Cast: Sean Penn, Eve Hewson, Frances McDormand, Judd Hirsch, Heinz Lieven, Kerry Condon, Olwen Fouere, Simon Delaney, Joyce Van Patten, Liron Levo
Producers: Nicola Giuliano, Francesca Cima
Writers: Umberto Contarello, Paolo Sorrentino
Distributor: The Weinstein Company
Google "Danzig shopping for cat supplies," and you'll find links to phone-cam shots of former Misfits singer Glenn Danzig crossing a grocery store parking lot while wearing a Danzig T-shirt and carrying Fresh Step. The shots are humbling and humanizing. In scenes perhaps inspired by those photos, retired musician Cheyenne (Sean Penn), the subject of Paolo Sorrentino's This Must Be the Place, wanders through a Dublin grocery store in his Robert Smith hair and makeup, dressed in black from head to toe, peering over the tops of his old-man reading glasses. A huge pop star in the '80s, Cheyenne retired following a tragedy, now living quietly and enjoying a meaningful and playful marriage to Jane (Frances McDormand). Penn plays Cheyenne with childlike fragility, delivering dialogue with a tremulous, understated affect that belies the flamboyance of his appearance.

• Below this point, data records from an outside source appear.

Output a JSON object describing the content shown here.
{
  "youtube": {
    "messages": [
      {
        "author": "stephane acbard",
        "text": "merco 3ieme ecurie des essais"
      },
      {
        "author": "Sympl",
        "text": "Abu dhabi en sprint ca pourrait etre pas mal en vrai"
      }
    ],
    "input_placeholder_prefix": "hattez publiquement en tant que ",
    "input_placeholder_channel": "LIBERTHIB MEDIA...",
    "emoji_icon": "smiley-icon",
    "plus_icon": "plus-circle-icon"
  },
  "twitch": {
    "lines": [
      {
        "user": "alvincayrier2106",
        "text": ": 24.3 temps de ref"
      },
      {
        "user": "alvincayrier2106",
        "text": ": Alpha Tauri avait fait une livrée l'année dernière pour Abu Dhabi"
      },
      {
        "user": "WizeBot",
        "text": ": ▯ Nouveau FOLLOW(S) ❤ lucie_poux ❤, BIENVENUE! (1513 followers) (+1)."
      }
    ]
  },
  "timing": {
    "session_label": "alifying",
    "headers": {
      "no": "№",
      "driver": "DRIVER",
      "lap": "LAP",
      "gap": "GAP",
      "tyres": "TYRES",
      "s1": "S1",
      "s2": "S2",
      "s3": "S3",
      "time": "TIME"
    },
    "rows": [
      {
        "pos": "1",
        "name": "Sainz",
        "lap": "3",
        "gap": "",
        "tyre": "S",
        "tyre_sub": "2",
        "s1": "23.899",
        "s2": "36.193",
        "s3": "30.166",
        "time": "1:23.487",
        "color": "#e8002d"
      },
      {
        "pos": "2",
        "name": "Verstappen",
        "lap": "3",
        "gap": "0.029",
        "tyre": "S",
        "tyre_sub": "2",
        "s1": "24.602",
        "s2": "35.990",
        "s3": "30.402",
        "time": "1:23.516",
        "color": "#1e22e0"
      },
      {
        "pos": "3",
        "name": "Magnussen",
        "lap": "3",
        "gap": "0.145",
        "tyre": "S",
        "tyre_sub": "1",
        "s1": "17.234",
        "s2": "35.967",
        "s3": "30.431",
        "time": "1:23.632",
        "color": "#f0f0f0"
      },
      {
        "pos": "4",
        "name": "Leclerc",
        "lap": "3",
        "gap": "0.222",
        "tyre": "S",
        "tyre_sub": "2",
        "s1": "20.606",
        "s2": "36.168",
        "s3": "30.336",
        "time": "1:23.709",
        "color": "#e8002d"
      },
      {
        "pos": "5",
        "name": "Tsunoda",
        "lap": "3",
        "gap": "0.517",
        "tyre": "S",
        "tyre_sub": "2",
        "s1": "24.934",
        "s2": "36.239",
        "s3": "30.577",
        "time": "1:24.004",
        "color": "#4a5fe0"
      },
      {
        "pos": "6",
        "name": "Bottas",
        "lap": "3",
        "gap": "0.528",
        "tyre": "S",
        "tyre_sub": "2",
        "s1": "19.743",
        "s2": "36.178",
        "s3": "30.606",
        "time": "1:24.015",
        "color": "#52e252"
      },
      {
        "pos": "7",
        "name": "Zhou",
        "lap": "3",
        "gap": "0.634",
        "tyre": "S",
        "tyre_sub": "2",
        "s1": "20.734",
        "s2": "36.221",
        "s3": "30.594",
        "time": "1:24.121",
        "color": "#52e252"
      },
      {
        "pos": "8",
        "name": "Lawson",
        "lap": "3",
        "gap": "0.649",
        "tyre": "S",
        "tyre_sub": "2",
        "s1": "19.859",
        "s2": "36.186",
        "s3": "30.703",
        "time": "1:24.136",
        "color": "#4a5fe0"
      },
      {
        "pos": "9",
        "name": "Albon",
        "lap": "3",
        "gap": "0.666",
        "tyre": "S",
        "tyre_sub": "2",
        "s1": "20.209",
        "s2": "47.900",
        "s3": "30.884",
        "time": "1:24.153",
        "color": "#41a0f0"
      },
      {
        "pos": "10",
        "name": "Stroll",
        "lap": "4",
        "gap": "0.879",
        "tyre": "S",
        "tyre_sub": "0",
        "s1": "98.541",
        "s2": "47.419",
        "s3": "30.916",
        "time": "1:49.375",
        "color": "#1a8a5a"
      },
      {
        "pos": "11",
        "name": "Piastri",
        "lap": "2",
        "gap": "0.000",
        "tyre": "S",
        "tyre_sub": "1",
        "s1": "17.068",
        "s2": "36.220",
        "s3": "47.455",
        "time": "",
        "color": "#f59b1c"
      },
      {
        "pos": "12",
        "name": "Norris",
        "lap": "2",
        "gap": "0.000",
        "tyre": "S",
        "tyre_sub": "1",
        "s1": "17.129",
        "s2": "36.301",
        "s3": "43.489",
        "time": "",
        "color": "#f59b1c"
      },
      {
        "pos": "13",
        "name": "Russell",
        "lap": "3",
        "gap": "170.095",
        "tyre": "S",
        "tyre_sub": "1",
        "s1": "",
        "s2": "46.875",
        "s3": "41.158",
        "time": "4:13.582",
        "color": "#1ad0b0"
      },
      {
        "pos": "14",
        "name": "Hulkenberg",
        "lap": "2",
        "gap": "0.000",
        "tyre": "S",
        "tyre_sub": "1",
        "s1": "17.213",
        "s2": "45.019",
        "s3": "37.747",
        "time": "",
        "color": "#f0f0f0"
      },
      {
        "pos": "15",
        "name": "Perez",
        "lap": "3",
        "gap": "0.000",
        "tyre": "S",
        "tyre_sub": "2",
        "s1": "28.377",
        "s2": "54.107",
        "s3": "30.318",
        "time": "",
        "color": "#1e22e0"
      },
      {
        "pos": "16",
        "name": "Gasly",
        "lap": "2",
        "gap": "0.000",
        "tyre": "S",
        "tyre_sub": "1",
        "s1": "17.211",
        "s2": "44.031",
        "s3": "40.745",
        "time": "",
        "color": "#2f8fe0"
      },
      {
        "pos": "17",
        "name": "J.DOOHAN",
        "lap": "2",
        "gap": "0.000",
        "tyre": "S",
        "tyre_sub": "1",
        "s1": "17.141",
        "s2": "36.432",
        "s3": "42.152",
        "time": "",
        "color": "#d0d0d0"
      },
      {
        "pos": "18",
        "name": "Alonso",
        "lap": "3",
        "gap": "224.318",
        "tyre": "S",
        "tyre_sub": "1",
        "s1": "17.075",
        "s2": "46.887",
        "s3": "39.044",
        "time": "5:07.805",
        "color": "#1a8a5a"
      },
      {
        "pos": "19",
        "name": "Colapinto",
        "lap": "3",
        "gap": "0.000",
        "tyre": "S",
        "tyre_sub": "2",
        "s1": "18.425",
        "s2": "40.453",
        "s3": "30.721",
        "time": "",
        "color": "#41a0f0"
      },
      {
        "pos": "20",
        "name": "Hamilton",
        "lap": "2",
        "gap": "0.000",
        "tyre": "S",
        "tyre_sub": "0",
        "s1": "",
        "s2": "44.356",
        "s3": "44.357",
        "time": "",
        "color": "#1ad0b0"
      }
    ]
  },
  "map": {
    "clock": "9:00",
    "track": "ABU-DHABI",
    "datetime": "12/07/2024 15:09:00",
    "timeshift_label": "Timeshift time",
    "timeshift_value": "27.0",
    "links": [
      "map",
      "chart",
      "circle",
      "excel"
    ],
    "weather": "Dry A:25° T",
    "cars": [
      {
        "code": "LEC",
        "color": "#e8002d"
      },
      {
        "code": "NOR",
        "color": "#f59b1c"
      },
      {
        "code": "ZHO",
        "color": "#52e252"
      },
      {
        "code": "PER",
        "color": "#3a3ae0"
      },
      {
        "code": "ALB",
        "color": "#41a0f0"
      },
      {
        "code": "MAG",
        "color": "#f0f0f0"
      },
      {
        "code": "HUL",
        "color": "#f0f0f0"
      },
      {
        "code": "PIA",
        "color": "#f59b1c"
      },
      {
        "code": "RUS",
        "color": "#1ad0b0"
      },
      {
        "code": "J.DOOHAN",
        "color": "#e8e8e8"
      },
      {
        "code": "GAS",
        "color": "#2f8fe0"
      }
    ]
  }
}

He often disappears into the shadows in such dark spaces as dimly lit bars, gargoylish and physically closed. Penn is astonishing, creating a funny, guileless waif, infusing a faded celebrity figure with tactility and humor. Cheyenne is maybe the least likely globe-traveling Nazi hunter imaginable, but there you go. When his estranged father, a Holocaust survivor, passes away in New York, Cheyenne returns home for the funeral. His father's diaries document a fruitless, decades-long search for a prison-camp guard. In order to heal that estrangement, Cheyenne follows the clues in the journal across the United States in a dreamlike pursuit of his father’s tormentor. Sorrentino's languorous photography, understated humor, and quiet but profound dramatic reveals coil together into something organic, whole, and achingly sweet.